Frau X. geraten, mit ihrem Mann sich in das Tram zu begeben und nach Hause
zu fahren; inzwischen werde er die Polizei alarmieren. Frau X. ist dieser
Aufforderung freiwillig nachgekommen.

    Am 30. und 31. Oktober 1973 ereigneten sich weitere schwere tätliche
Auseinandersetzungen zwischen den Ehegatten X.

    B.- Am 27. Juni 1974 verurteilte das Zürcher Geschworenengericht
X. wegen unvollendeten Versuchs der schweren Körperverletzung und weiterer
Delikte zu drei Jahren Zuchthaus, abzüglich 239 Tage Untersuchungshaft,
zu einer Busse von Fr. 300.-- sowie zur Ausweisung aus dem Gebiet der
Eidgenossenschaft für die Dauer von 10 Jahren.

    Hinsichtlich des Vorfalles vom 6. bzw. 13. Oktober 1973 wurde X.
freigesprochen.

    C.- Gegen das Geschworenenurteil erhoben sowohl die Staatsanwaltschaft
des Kantons Zürich als auch X. kantonale Nichtigkeitsbeschwerde. Diesen
Rechtsmitteln wurde jedoch keine Folge gegeben, weil die Staatsanwaltschaft
ihre Beschwerde zurückzog und der Verurteilte keine Begründung einreichte.

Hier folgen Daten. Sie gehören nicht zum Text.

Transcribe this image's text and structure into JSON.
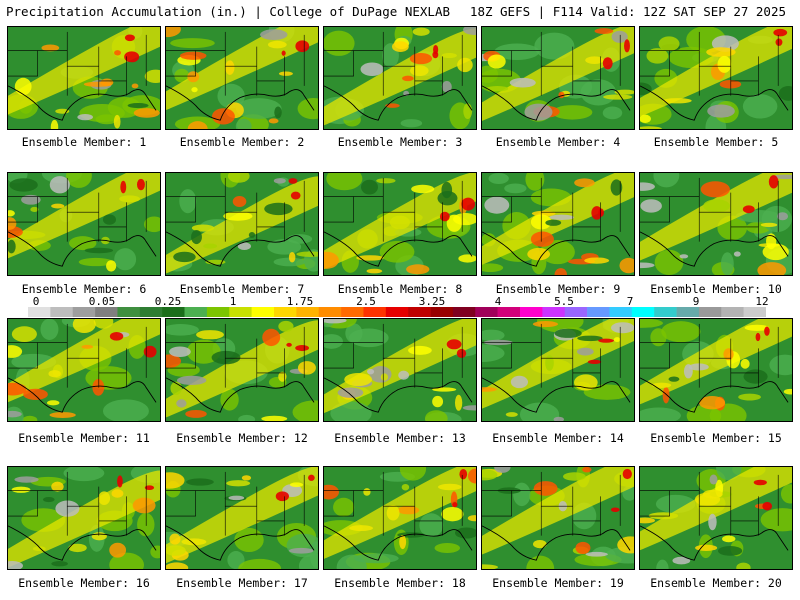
{
  "header": {
    "title": "Precipitation Accumulation (in.) | College of DuPage NEXLAB",
    "run_info": "18Z GEFS | F114 Valid: 12Z SAT SEP 27 2025"
  },
  "panels": [
    {
      "label": "Ensemble Member: 1"
    },
    {
      "label": "Ensemble Member: 2"
    },
    {
      "label": "Ensemble Member: 3"
    },
    {
      "label": "Ensemble Member: 4"
    },
    {
      "label": "Ensemble Member: 5"
    },
    {
      "label": "Ensemble Member: 6"
    },
    {
      "label": "Ensemble Member: 7"
    },
    {
      "label": "Ensemble Member: 8"
    },
    {
      "label": "Ensemble Member: 9"
    },
    {
      "label": "Ensemble Member: 10"
    },
    {
      "label": "Ensemble Member: 11"
    },
    {
      "label": "Ensemble Member: 12"
    },
    {
      "label": "Ensemble Member: 13"
    },
    {
      "label": "Ensemble Member: 14"
    },
    {
      "label": "Ensemble Member: 15"
    },
    {
      "label": "Ensemble Member: 16"
    },
    {
      "label": "Ensemble Member: 17"
    },
    {
      "label": "Ensemble Member: 18"
    },
    {
      "label": "Ensemble Member: 19"
    },
    {
      "label": "Ensemble Member: 20"
    }
  ],
  "colorbar": {
    "labels": [
      "0",
      "0.05",
      "0.25",
      "1",
      "1.75",
      "2.5",
      "3.25",
      "4",
      "5.5",
      "7",
      "9",
      "12"
    ],
    "colors": [
      "#e0e0e0",
      "#bdbdbd",
      "#9e9e9e",
      "#7f7f7f",
      "#3f8f3f",
      "#2e7d32",
      "#1b6e1b",
      "#4caf50",
      "#7cc400",
      "#c8e000",
      "#ffff00",
      "#ffd700",
      "#ffb300",
      "#ff8c00",
      "#ff6a00",
      "#ff3300",
      "#e60000",
      "#c00000",
      "#990000",
      "#800020",
      "#a0005a",
      "#d1007a",
      "#ff00cc",
      "#cc33ff",
      "#9966ff",
      "#6699ff",
      "#33ccff",
      "#00ffff",
      "#33cccc",
      "#66aaaa",
      "#999999",
      "#b3b3b3",
      "#cccccc"
    ]
  }
}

    D.- Die Staatsanwaltschaft des Kantons Zürich führt eidgenössische
Nichtigkeitsbeschwerde mit dem Antrag, das Urteil des Geschworenengerichts
aufzuheben und die Sache zur Bestrafung von X. auch wegen vollendeter
Nötigung an die Vorinstanz zurückzuweisen.

    X., der seinerseits eidgenössische Nichtigkeitsbeschwerde erhoben,
diese aber nicht begründet hat, beantragt Abweisung der Beschwerde.

Auszug aus den Erwägungen:

             Das Bundesgericht zieht in Erwägung:

Erwägung 1

    1.- Der Nötigung im Sinne von Art. 181 StGB macht sich u.a.  schuldig,
wer durch Gewalt oder durch eine andere Beschränkung der Willensfreiheit
jemanden zwingt, etwas zu tun, das er sonst unterlassen hätte
(G. STRATENWERTH, Schweizerisches Strafrecht, BT I, S. 91 lit. b). Nach
ständiger Rechtsprechung ist die Nötigung jedoch nur strafbar, wenn
sie rechtswidrig ist oder gegen die guten Sitten verstösst. Dies trifft
dann zu, wenn entweder der mit der Nötigung verfolgte Zweck oder das dazu
verwendete Mittel gegen die Rechtsordnung oder die guten Sitten verstösst
(BGE 96 IV 60 E. 1, 94 IV 114 und 87 IV 14).

Erwägung 2

    2.- Nach dem angefochtenen Urteil steht für den Kassationshof
verbindlich fest, dass beim einzig noch strittigen Vorfall vom 6. evtl. 13.
Oktober 1973 X. seine Frau, als sie sich weigerte mit ihm nach Hause
zu gehen, gepackt und gezwungen hat, sich mit ihm zur Tramhaltestelle
zu begeben. Dieser Sachverhalt wird vom Beschwerdegegner ausdrücklich
zugegeben. Ebenso darf nach der Beweiswürdigung der Vorinstanz angenommen
werden, dass Frau X. auf Veranlassung von R. schliesslich freiwillig in
das Tram einstieg. Hingegen ist nicht erstellt, dass X. seine Frau auch
geohrfeigt, gewürgt oder an den Haaren gerissen hätte.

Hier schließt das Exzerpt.